Substitution mechanism of rare earths at fluorapatite characteristic sites: experimental and computational calculations

Abstract

Rare earths (REs) containing phosphate rock is a potential REs resource. The unclear occurrence mechanism of REs in phosphorite limits its further development and utilization. Fluorapatite (FAP) is the main REs-bearing target mineral in phosphorite, the microscopic mechanism of REs entering FAP still needs to be further studied from the electronic scale. In this paper, the doping mechanism of REs in FAP was studied by experiment combined with GGA+U calculation.
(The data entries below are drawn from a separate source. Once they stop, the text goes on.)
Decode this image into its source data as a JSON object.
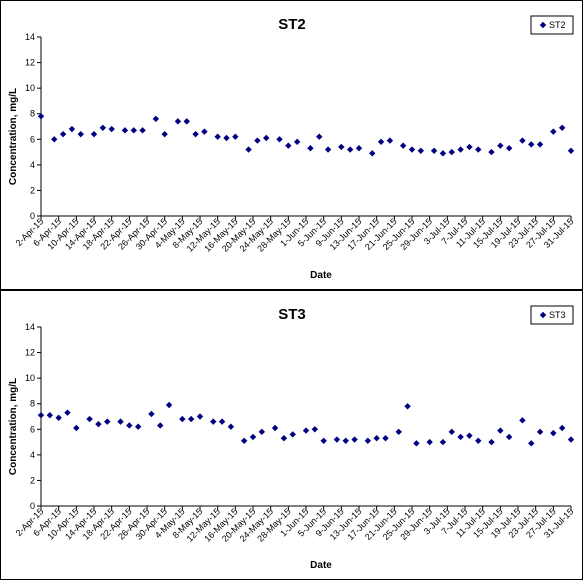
{
  "chart_data": [
    {
      "type": "scatter",
      "title": "ST2",
      "xlabel": "Date",
      "ylabel": "Concentration, mg/L",
      "ylim": [
        0,
        14
      ],
      "yticks": [
        0,
        2,
        4,
        6,
        8,
        10,
        12,
        14
      ],
      "xlim": [
        "2-Apr-15",
        "31-Jul-15"
      ],
      "xticks": [
        "2-Apr-15",
        "6-Apr-15",
        "10-Apr-15",
        "14-Apr-15",
        "18-Apr-15",
        "22-Apr-15",
        "26-Apr-15",
        "30-Apr-15",
        "4-May-15",
        "8-May-15",
        "12-May-15",
        "16-May-15",
        "20-May-15",
        "24-May-15",
        "28-May-15",
        "1-Jun-15",
        "5-Jun-15",
        "9-Jun-15",
        "13-Jun-15",
        "17-Jun-15",
        "21-Jun-15",
        "25-Jun-15",
        "29-Jun-15",
        "3-Jul-15",
        "7-Jul-15",
        "11-Jul-15",
        "15-Jul-15",
        "19-Jul-15",
        "23-Jul-15",
        "27-Jul-15",
        "31-Jul-15"
      ],
      "grid": false,
      "legend": "top-right",
      "series": [
        {
          "name": "ST2",
          "color": "#000080",
          "marker": "diamond",
          "points": [
            {
              "x": "2-Apr-15",
              "y": 7.8
            },
            {
              "x": "5-Apr-15",
              "y": 6.0
            },
            {
              "x": "7-Apr-15",
              "y": 6.4
            },
            {
              "x": "9-Apr-15",
              "y": 6.8
            },
            {
              "x": "11-Apr-15",
              "y": 6.4
            },
            {
              "x": "14-Apr-15",
              "y": 6.4
            },
            {
              "x": "16-Apr-15",
              "y": 6.9
            },
            {
              "x": "18-Apr-15",
              "y": 6.8
            },
            {
              "x": "21-Apr-15",
              "y": 6.7
            },
            {
              "x": "23-Apr-15",
              "y": 6.7
            },
            {
              "x": "25-Apr-15",
              "y": 6.7
            },
            {
              "x": "28-Apr-15",
              "y": 7.6
            },
            {
              "x": "30-Apr-15",
              "y": 6.4
            },
            {
              "x": "3-May-15",
              "y": 7.4
            },
            {
              "x": "5-May-15",
              "y": 7.4
            },
            {
              "x": "7-May-15",
              "y": 6.4
            },
            {
              "x": "9-May-15",
              "y": 6.6
            },
            {
              "x": "12-May-15",
              "y": 6.2
            },
            {
              "x": "14-May-15",
              "y": 6.1
            },
            {
              "x": "16-May-15",
              "y": 6.2
            },
            {
              "x": "19-May-15",
              "y": 5.2
            },
            {
              "x": "21-May-15",
              "y": 5.9
            },
            {
              "x": "23-May-15",
              "y": 6.1
            },
            {
              "x": "26-May-15",
              "y": 6.0
            },
            {
              "x": "28-May-15",
              "y": 5.5
            },
            {
              "x": "30-May-15",
              "y": 5.8
            },
            {
              "x": "2-Jun-15",
              "y": 5.3
            },
            {
              "x": "4-Jun-15",
              "y": 6.2
            },
            {
              "x": "6-Jun-15",
              "y": 5.2
            },
            {
              "x": "9-Jun-15",
              "y": 5.4
            },
            {
              "x": "11-Jun-15",
              "y": 5.2
            },
            {
              "x": "13-Jun-15",
              "y": 5.3
            },
            {
              "x": "16-Jun-15",
              "y": 4.9
            },
            {
              "x": "18-Jun-15",
              "y": 5.8
            },
            {
              "x": "20-Jun-15",
              "y": 5.9
            },
            {
              "x": "23-Jun-15",
              "y": 5.5
            },
            {
              "x": "25-Jun-15",
              "y": 5.2
            },
            {
              "x": "27-Jun-15",
              "y": 5.1
            },
            {
              "x": "30-Jun-15",
              "y": 5.1
            },
            {
              "x": "2-Jul-15",
              "y": 4.9
            },
            {
              "x": "4-Jul-15",
              "y": 5.0
            },
            {
              "x": "6-Jul-15",
              "y": 5.2
            },
            {
              "x": "8-Jul-15",
              "y": 5.4
            },
            {
              "x": "10-Jul-15",
              "y": 5.2
            },
            {
              "x": "13-Jul-15",
              "y": 5.0
            },
            {
              "x": "15-Jul-15",
              "y": 5.5
            },
            {
              "x": "17-Jul-15",
              "y": 5.3
            },
            {
              "x": "20-Jul-15",
              "y": 5.9
            },
            {
              "x": "22-Jul-15",
              "y": 5.6
            },
            {
              "x": "24-Jul-15",
              "y": 5.6
            },
            {
              "x": "27-Jul-15",
              "y": 6.6
            },
            {
              "x": "29-Jul-15",
              "y": 6.9
            },
            {
              "x": "31-Jul-15",
              "y": 5.1
            }
          ]
        }
      ]
    },
    {
      "type": "scatter",
      "title": "ST3",
      "xlabel": "Date",
      "ylabel": "Concentration, mg/L",
      "ylim": [
        0,
        14
      ],
      "yticks": [
        0,
        2,
        4,
        6,
        8,
        10,
        12,
        14
      ],
      "xlim": [
        "2-Apr-15",
        "31-Jul-15"
      ],
      "xticks": [
        "2-Apr-15",
        "6-Apr-15",
        "10-Apr-15",
        "14-Apr-15",
        "18-Apr-15",
        "22-Apr-15",
        "26-Apr-15",
        "30-Apr-15",
        "4-May-15",
        "8-May-15",
        "12-May-15",
        "16-May-15",
        "20-May-15",
        "24-May-15",
        "28-May-15",
        "1-Jun-15",
        "5-Jun-15",
        "9-Jun-15",
        "13-Jun-15",
        "17-Jun-15",
        "21-Jun-15",
        "25-Jun-15",
        "29-Jun-15",
        "3-Jul-15",
        "7-Jul-15",
        "11-Jul-15",
        "15-Jul-15",
        "19-Jul-15",
        "23-Jul-15",
        "27-Jul-15",
        "31-Jul-15"
      ],
      "grid": false,
      "legend": "top-right",
      "series": [
        {
          "name": "ST3",
          "color": "#000080",
          "marker": "diamond",
          "points": [
            {
              "x": "2-Apr-15",
              "y": 7.1
            },
            {
              "x": "4-Apr-15",
              "y": 7.1
            },
            {
              "x": "6-Apr-15",
              "y": 6.9
            },
            {
              "x": "8-Apr-15",
              "y": 7.3
            },
            {
              "x": "10-Apr-15",
              "y": 6.1
            },
            {
              "x": "13-Apr-15",
              "y": 6.8
            },
            {
              "x": "15-Apr-15",
              "y": 6.4
            },
            {
              "x": "17-Apr-15",
              "y": 6.6
            },
            {
              "x": "20-Apr-15",
              "y": 6.6
            },
            {
              "x": "22-Apr-15",
              "y": 6.3
            },
            {
              "x": "24-Apr-15",
              "y": 6.2
            },
            {
              "x": "27-Apr-15",
              "y": 7.2
            },
            {
              "x": "29-Apr-15",
              "y": 6.3
            },
            {
              "x": "1-May-15",
              "y": 7.9
            },
            {
              "x": "4-May-15",
              "y": 6.8
            },
            {
              "x": "6-May-15",
              "y": 6.8
            },
            {
              "x": "8-May-15",
              "y": 7.0
            },
            {
              "x": "11-May-15",
              "y": 6.6
            },
            {
              "x": "13-May-15",
              "y": 6.6
            },
            {
              "x": "15-May-15",
              "y": 6.2
            },
            {
              "x": "18-May-15",
              "y": 5.1
            },
            {
              "x": "20-May-15",
              "y": 5.4
            },
            {
              "x": "22-May-15",
              "y": 5.8
            },
            {
              "x": "25-May-15",
              "y": 6.1
            },
            {
              "x": "27-May-15",
              "y": 5.3
            },
            {
              "x": "29-May-15",
              "y": 5.6
            },
            {
              "x": "1-Jun-15",
              "y": 5.9
            },
            {
              "x": "3-Jun-15",
              "y": 6.0
            },
            {
              "x": "5-Jun-15",
              "y": 5.1
            },
            {
              "x": "8-Jun-15",
              "y": 5.2
            },
            {
              "x": "10-Jun-15",
              "y": 5.1
            },
            {
              "x": "12-Jun-15",
              "y": 5.2
            },
            {
              "x": "15-Jun-15",
              "y": 5.1
            },
            {
              "x": "17-Jun-15",
              "y": 5.3
            },
            {
              "x": "19-Jun-15",
              "y": 5.3
            },
            {
              "x": "22-Jun-15",
              "y": 5.8
            },
            {
              "x": "24-Jun-15",
              "y": 7.8
            },
            {
              "x": "26-Jun-15",
              "y": 4.9
            },
            {
              "x": "29-Jun-15",
              "y": 5.0
            },
            {
              "x": "2-Jul-15",
              "y": 5.0
            },
            {
              "x": "4-Jul-15",
              "y": 5.8
            },
            {
              "x": "6-Jul-15",
              "y": 5.4
            },
            {
              "x": "8-Jul-15",
              "y": 5.5
            },
            {
              "x": "10-Jul-15",
              "y": 5.1
            },
            {
              "x": "13-Jul-15",
              "y": 5.0
            },
            {
              "x": "15-Jul-15",
              "y": 5.9
            },
            {
              "x": "17-Jul-15",
              "y": 5.4
            },
            {
              "x": "20-Jul-15",
              "y": 6.7
            },
            {
              "x": "22-Jul-15",
              "y": 4.9
            },
            {
              "x": "24-Jul-15",
              "y": 5.8
            },
            {
              "x": "27-Jul-15",
              "y": 5.7
            },
            {
              "x": "29-Jul-15",
              "y": 6.1
            },
            {
              "x": "31-Jul-15",
              "y": 5.2
            }
          ]
        }
      ]
    }
  ]
}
The XRD, SEM, and FT-IR characterization results of hydrothermal synthesis products showed that REs (La, Ce, Nd, and Y) entered FAP crystal, and one of every 20 Ca atoms was replaced by a REs atom. The GGA+U calculation indicated that La-O/F, Ce-O/F, Nd-O/F, and Y-O/F were ionic bonds in general, and the bonding strength of La-O/F, Ce-O/F, Nd-O/F, and Y-O/F increased gradually with atomic number. The substitution difference of La, Ce, Nd, and Y was mainly caused by the gain and loss of electrons in f and d orbitals. The substitution mechanism of REs at the characteristic sites of Fap was studied, which provided a theoretical reference for the selective recovery of REs from phosphorus blocks.